9:70 O halde, iç göz önüne almazlar mı, kendilerinden öncekilerin başına
gelenleri? Nûh toplumunun (başına gelenleri), 'Âd ve Semûd toplumlarının,
İbrahim toplumunun, Medyen halkının ve yıkılıp giden bütün o şehirlerin (başına
gelenleri)?

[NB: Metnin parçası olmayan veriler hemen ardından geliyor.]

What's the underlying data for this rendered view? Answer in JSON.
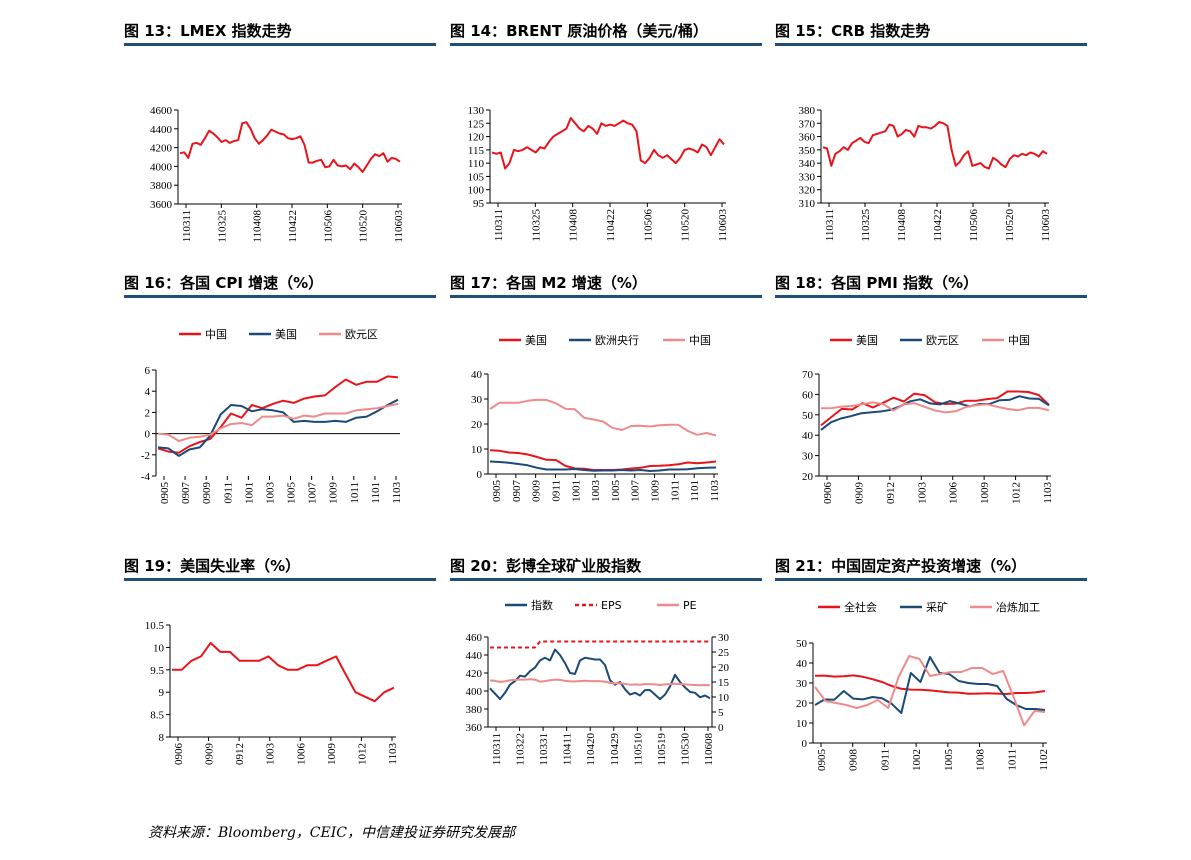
{
  "footer": {
    "source": "资料来源：Bloomberg，CEIC，中信建投证券研究发展部"
  },
  "colors": {
    "red": "#e8141b",
    "navy": "#1a4a78",
    "pink": "#f08a8a",
    "rule": "#1f4e79"
  },
  "chart_data": [
    {
      "id": "fig13",
      "title": "图 13：LMEX 指数走势",
      "type": "line",
      "xlabels": [
        "110311",
        "110325",
        "110408",
        "110422",
        "110506",
        "110520",
        "110603"
      ],
      "ylim": [
        3600,
        4600
      ],
      "yticks": [
        3600,
        3800,
        4000,
        4200,
        4400,
        4600
      ],
      "legend": [],
      "series": [
        {
          "color": "red",
          "dash": false,
          "values": [
            4140,
            4150,
            4090,
            4240,
            4250,
            4230,
            4300,
            4380,
            4350,
            4310,
            4260,
            4280,
            4250,
            4270,
            4280,
            4460,
            4470,
            4400,
            4300,
            4240,
            4280,
            4330,
            4390,
            4370,
            4350,
            4340,
            4300,
            4290,
            4300,
            4320,
            4230,
            4040,
            4040,
            4060,
            4070,
            3990,
            4000,
            4070,
            4010,
            4000,
            4010,
            3970,
            4030,
            3990,
            3940,
            4010,
            4080,
            4130,
            4110,
            4140,
            4050,
            4090,
            4080,
            4050
          ]
        }
      ]
    },
    {
      "id": "fig14",
      "title": "图 14：BRENT 原油价格（美元/桶）",
      "type": "line",
      "xlabels": [
        "110311",
        "110325",
        "110408",
        "110422",
        "110506",
        "110520",
        "110603"
      ],
      "ylim": [
        95,
        130
      ],
      "yticks": [
        95,
        100,
        105,
        110,
        115,
        120,
        125,
        130
      ],
      "legend": [],
      "series": [
        {
          "color": "red",
          "dash": false,
          "values": [
            114,
            113.5,
            114,
            108,
            110,
            115,
            114.5,
            115,
            116,
            115,
            114,
            116,
            115.5,
            118,
            120,
            121,
            122,
            123,
            127,
            125,
            123,
            122,
            124,
            123,
            121,
            125,
            124,
            124.5,
            124,
            125,
            126,
            125,
            124.5,
            122,
            111,
            110,
            112,
            115,
            113,
            112,
            113,
            111.5,
            110,
            112,
            115,
            115.5,
            115,
            114,
            117,
            116,
            113,
            116,
            119,
            117
          ]
        }
      ]
    },
    {
      "id": "fig15",
      "title": "图 15：CRB 指数走势",
      "type": "line",
      "xlabels": [
        "110311",
        "110325",
        "110408",
        "110422",
        "110506",
        "110520",
        "110603"
      ],
      "ylim": [
        310,
        380
      ],
      "yticks": [
        310,
        320,
        330,
        340,
        350,
        360,
        370,
        380
      ],
      "legend": [],
      "series": [
        {
          "color": "red",
          "dash": false,
          "values": [
            352,
            351,
            338,
            347,
            349,
            352,
            350,
            355,
            357,
            359,
            356,
            355,
            361,
            362,
            363,
            364,
            369,
            368,
            360,
            362,
            365,
            364,
            360,
            368,
            367,
            367,
            366,
            368,
            371,
            370,
            368,
            350,
            338,
            341,
            346,
            349,
            338,
            339,
            340,
            337,
            336,
            344,
            342,
            339,
            337,
            343,
            346,
            345,
            347,
            346,
            348,
            347,
            345,
            349,
            347
          ]
        }
      ]
    },
    {
      "id": "fig16",
      "title": "图 16：各国 CPI 增速（%）",
      "type": "line",
      "xlabels": [
        "0905",
        "0907",
        "0909",
        "0911",
        "1001",
        "1003",
        "1005",
        "1007",
        "1009",
        "1011",
        "1101",
        "1103"
      ],
      "ylim": [
        -4,
        6
      ],
      "yticks": [
        -4,
        -2,
        0,
        2,
        4,
        6
      ],
      "legend": [
        {
          "name": "中国",
          "color": "red",
          "dash": false
        },
        {
          "name": "美国",
          "color": "navy",
          "dash": false
        },
        {
          "name": "欧元区",
          "color": "pink",
          "dash": false
        }
      ],
      "series": [
        {
          "name": "中国",
          "color": "red",
          "dash": false,
          "values": [
            -1.4,
            -1.7,
            -1.8,
            -1.2,
            -0.8,
            -0.5,
            0.6,
            1.9,
            1.5,
            2.7,
            2.4,
            2.8,
            3.1,
            2.9,
            3.3,
            3.5,
            3.6,
            4.4,
            5.1,
            4.6,
            4.9,
            4.9,
            5.4,
            5.3
          ]
        },
        {
          "name": "美国",
          "color": "navy",
          "dash": false,
          "values": [
            -1.3,
            -1.4,
            -2.1,
            -1.5,
            -1.3,
            -0.2,
            1.8,
            2.7,
            2.6,
            2.1,
            2.3,
            2.2,
            2.0,
            1.1,
            1.2,
            1.1,
            1.1,
            1.2,
            1.1,
            1.5,
            1.6,
            2.1,
            2.7,
            3.2
          ]
        },
        {
          "name": "欧元区",
          "color": "pink",
          "dash": false,
          "values": [
            0,
            -0.1,
            -0.7,
            -0.4,
            -0.3,
            -0.1,
            0.5,
            0.9,
            1.0,
            0.8,
            1.6,
            1.6,
            1.7,
            1.4,
            1.7,
            1.6,
            1.9,
            1.9,
            1.9,
            2.2,
            2.3,
            2.4,
            2.6,
            2.8
          ]
        }
      ]
    },
    {
      "id": "fig17",
      "title": "图 17：各国 M2 增速（%）",
      "type": "line",
      "xlabels": [
        "0905",
        "0907",
        "0909",
        "0911",
        "1001",
        "1003",
        "1005",
        "1007",
        "1009",
        "1011",
        "1101",
        "1103"
      ],
      "ylim": [
        0,
        40
      ],
      "yticks": [
        0,
        10,
        20,
        30,
        40
      ],
      "legend": [
        {
          "name": "美国",
          "color": "red",
          "dash": false
        },
        {
          "name": "欧洲央行",
          "color": "navy",
          "dash": false
        },
        {
          "name": "中国",
          "color": "pink",
          "dash": false
        }
      ],
      "series": [
        {
          "name": "美国",
          "color": "red",
          "dash": false,
          "values": [
            9.5,
            9.3,
            8.6,
            8.4,
            7.8,
            6.8,
            5.7,
            5.6,
            3.3,
            2.2,
            2.1,
            1.6,
            1.6,
            1.6,
            1.8,
            2.2,
            2.5,
            3.2,
            3.3,
            3.5,
            3.9,
            4.6,
            4.3,
            4.6,
            5.0
          ]
        },
        {
          "name": "欧洲央行",
          "color": "navy",
          "dash": false,
          "values": [
            5.0,
            4.8,
            4.5,
            4.0,
            3.5,
            2.5,
            1.8,
            1.8,
            1.8,
            2.0,
            1.6,
            1.3,
            1.4,
            1.4,
            1.6,
            1.4,
            1.6,
            1.2,
            1.4,
            1.8,
            1.8,
            1.9,
            2.3,
            2.5,
            2.6
          ]
        },
        {
          "name": "中国",
          "color": "pink",
          "dash": false,
          "values": [
            26,
            28.5,
            28.5,
            28.5,
            29.3,
            29.7,
            29.6,
            28.3,
            26.1,
            25.9,
            22.5,
            21.8,
            21.0,
            18.5,
            17.6,
            19.2,
            19.3,
            19.0,
            19.5,
            19.7,
            19.7,
            17.2,
            15.7,
            16.4,
            15.4
          ]
        }
      ]
    },
    {
      "id": "fig18",
      "title": "图 18：各国 PMI 指数（%）",
      "type": "line",
      "xlabels": [
        "0906",
        "0909",
        "0912",
        "1003",
        "1006",
        "1009",
        "1012",
        "1103"
      ],
      "ylim": [
        20,
        70
      ],
      "yticks": [
        20,
        30,
        40,
        50,
        60,
        70
      ],
      "legend": [
        {
          "name": "美国",
          "color": "red",
          "dash": false
        },
        {
          "name": "欧元区",
          "color": "navy",
          "dash": false
        },
        {
          "name": "中国",
          "color": "pink",
          "dash": false
        }
      ],
      "series": [
        {
          "name": "美国",
          "color": "red",
          "dash": false,
          "values": [
            44.8,
            48.9,
            52.9,
            52.6,
            55.7,
            53.6,
            55.9,
            58.4,
            56.5,
            60.4,
            59.6,
            56.2,
            55.3,
            55.5,
            56.9,
            56.9,
            57.7,
            58.2,
            61.4,
            61.4,
            61.2,
            59.7,
            54.9
          ]
        },
        {
          "name": "欧元区",
          "color": "navy",
          "dash": false,
          "values": [
            42.6,
            46.3,
            48.2,
            49.3,
            50.7,
            51.2,
            51.6,
            52.4,
            54.2,
            56.6,
            57.6,
            55.6,
            55.1,
            56.7,
            55.5,
            54.1,
            55.3,
            55.3,
            57.1,
            57.3,
            59.1,
            58.0,
            57.8,
            54.6
          ]
        },
        {
          "name": "中国",
          "color": "pink",
          "dash": false,
          "values": [
            53.2,
            53.3,
            54.0,
            54.3,
            55.2,
            56.1,
            55.2,
            52.1,
            55.1,
            55.7,
            53.9,
            52.1,
            51.2,
            51.7,
            53.8,
            54.7,
            55.2,
            53.9,
            52.9,
            52.2,
            53.4,
            53.4,
            52.2
          ]
        }
      ]
    },
    {
      "id": "fig19",
      "title": "图 19：美国失业率（%）",
      "type": "line",
      "xlabels": [
        "0906",
        "0909",
        "0912",
        "1003",
        "1006",
        "1009",
        "1012",
        "1103"
      ],
      "ylim": [
        8,
        10.5
      ],
      "yticks": [
        8,
        8.5,
        9,
        9.5,
        10,
        10.5
      ],
      "legend": [],
      "series": [
        {
          "color": "red",
          "dash": false,
          "values": [
            9.5,
            9.5,
            9.7,
            9.8,
            10.1,
            9.9,
            9.9,
            9.7,
            9.7,
            9.7,
            9.8,
            9.6,
            9.5,
            9.5,
            9.6,
            9.6,
            9.7,
            9.8,
            9.4,
            9.0,
            8.9,
            8.8,
            9.0,
            9.1
          ]
        }
      ]
    },
    {
      "id": "fig20",
      "title": "图 20：彭博全球矿业股指数",
      "type": "line",
      "xlabels": [
        "110311",
        "110322",
        "110331",
        "110411",
        "110420",
        "110429",
        "110510",
        "110519",
        "110530",
        "110608"
      ],
      "ylim": [
        360,
        460
      ],
      "yticks": [
        360,
        380,
        400,
        420,
        440,
        460
      ],
      "y2lim": [
        0,
        30
      ],
      "y2ticks": [
        0,
        5,
        10,
        15,
        20,
        25,
        30
      ],
      "legend": [
        {
          "name": "指数",
          "color": "navy",
          "dash": false
        },
        {
          "name": "EPS",
          "color": "red",
          "dash": true
        },
        {
          "name": "PE",
          "color": "pink",
          "dash": false
        }
      ],
      "series": [
        {
          "name": "指数",
          "color": "navy",
          "dash": false,
          "axis": "left",
          "values": [
            403,
            397,
            391,
            398,
            407,
            411,
            417,
            416,
            422,
            426,
            434,
            437,
            434,
            446,
            440,
            431,
            420,
            419,
            434,
            437,
            436,
            435,
            435,
            429,
            412,
            407,
            410,
            402,
            396,
            398,
            395,
            401,
            401,
            396,
            391,
            396,
            405,
            418,
            410,
            404,
            399,
            398,
            393,
            395,
            392
          ]
        },
        {
          "name": "EPS",
          "color": "red",
          "dash": true,
          "axis": "right",
          "values": [
            26.5,
            26.5,
            26.5,
            26.5,
            26.5,
            26.5,
            26.5,
            26.5,
            26.5,
            26.5,
            28.5,
            28.5,
            28.5,
            28.5,
            28.5,
            28.5,
            28.5,
            28.5,
            28.5,
            28.5,
            28.5,
            28.5,
            28.5,
            28.5,
            28.5,
            28.5,
            28.5,
            28.5,
            28.5,
            28.5,
            28.5,
            28.5,
            28.5,
            28.5,
            28.5,
            28.5,
            28.5,
            28.5,
            28.5,
            28.5,
            28.5,
            28.5,
            28.5,
            28.5,
            28.5
          ]
        },
        {
          "name": "PE",
          "color": "pink",
          "dash": false,
          "axis": "right",
          "values": [
            15.5,
            15.4,
            15.0,
            15.2,
            15.6,
            15.7,
            15.8,
            15.8,
            15.9,
            15.8,
            15.1,
            15.3,
            15.6,
            15.8,
            15.7,
            15.4,
            15.2,
            15.2,
            15.3,
            15.4,
            15.3,
            15.3,
            15.3,
            15.1,
            14.7,
            14.5,
            14.6,
            14.4,
            14.1,
            14.2,
            14.1,
            14.3,
            14.3,
            14.2,
            14.0,
            14.2,
            14.3,
            14.4,
            14.3,
            14.2,
            14.1,
            14.0,
            13.9,
            14.0,
            13.9
          ]
        }
      ]
    },
    {
      "id": "fig21",
      "title": "图 21：中国固定资产投资增速（%）",
      "type": "line",
      "xlabels": [
        "0905",
        "0908",
        "0911",
        "1002",
        "1005",
        "1008",
        "1011",
        "1102"
      ],
      "ylim": [
        0,
        50
      ],
      "yticks": [
        0,
        10,
        20,
        30,
        40,
        50
      ],
      "legend": [
        {
          "name": "全社会",
          "color": "red",
          "dash": false
        },
        {
          "name": "采矿",
          "color": "navy",
          "dash": false
        },
        {
          "name": "冶炼加工",
          "color": "pink",
          "dash": false
        }
      ],
      "series": [
        {
          "name": "全社会",
          "color": "red",
          "dash": false,
          "values": [
            33.6,
            33.7,
            33.2,
            33.4,
            33.8,
            33.1,
            31.9,
            30.5,
            28.5,
            27.1,
            26.7,
            26.6,
            26.3,
            25.8,
            25.3,
            25.2,
            24.6,
            24.7,
            24.9,
            24.7,
            24.5,
            25.0,
            25.0,
            25.3,
            26.0
          ]
        },
        {
          "name": "采矿",
          "color": "navy",
          "dash": false,
          "values": [
            19.0,
            21.8,
            21.6,
            26.0,
            22.2,
            21.8,
            23.0,
            22.4,
            19.6,
            15.0,
            35.0,
            30.5,
            43.0,
            35.0,
            34.5,
            31.0,
            30.0,
            29.5,
            29.5,
            28.5,
            22.0,
            19.0,
            17.0,
            17.0,
            16.5
          ]
        },
        {
          "name": "冶炼加工",
          "color": "pink",
          "dash": false,
          "values": [
            28.0,
            21.0,
            20.0,
            19.0,
            17.5,
            19.0,
            21.5,
            17.5,
            33.0,
            43.5,
            42.0,
            33.5,
            34.5,
            35.5,
            35.5,
            37.5,
            37.5,
            34.5,
            36.0,
            23.0,
            8.8,
            16.0,
            15.5
          ]
        }
      ]
    }
  ]
}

Bunların hepsine, kendi (içlerinden çıkarılan) elçiler, hakkı ortaya
koyan apaçık delillerle gelmişlerdi, (fakat bu toplumlar onlara karşı çıktılar:)
dolayısıyla, Allah değildi (azabıyla) onlara zulmeden; onların bizzat
kendileriydi kendilerine zulmeden.
9:71 ERKEK ve kadın müminlere gelince, onlar birbirlerinin yakınlarıdırlar:
(hep) iyi ve doğru olanın yapılmasını özendirir, kötü ve zararlı olanın
yapılmasına engel olurlar; ve onlar namazlarında kararlı ve devamlıdırlar,
arındırıcı yükümlülüklerini yerine getirir, Allaha ve Onun Ekçisine yürekten
bağlılık gösterirler. İşte bunlardır, Allahın rahmetiyle kuşatacağı kimseler:
muhakkak ki, doğru hüküm ve hikmetle yargılayan en yüce iktidar sahibidir Allah!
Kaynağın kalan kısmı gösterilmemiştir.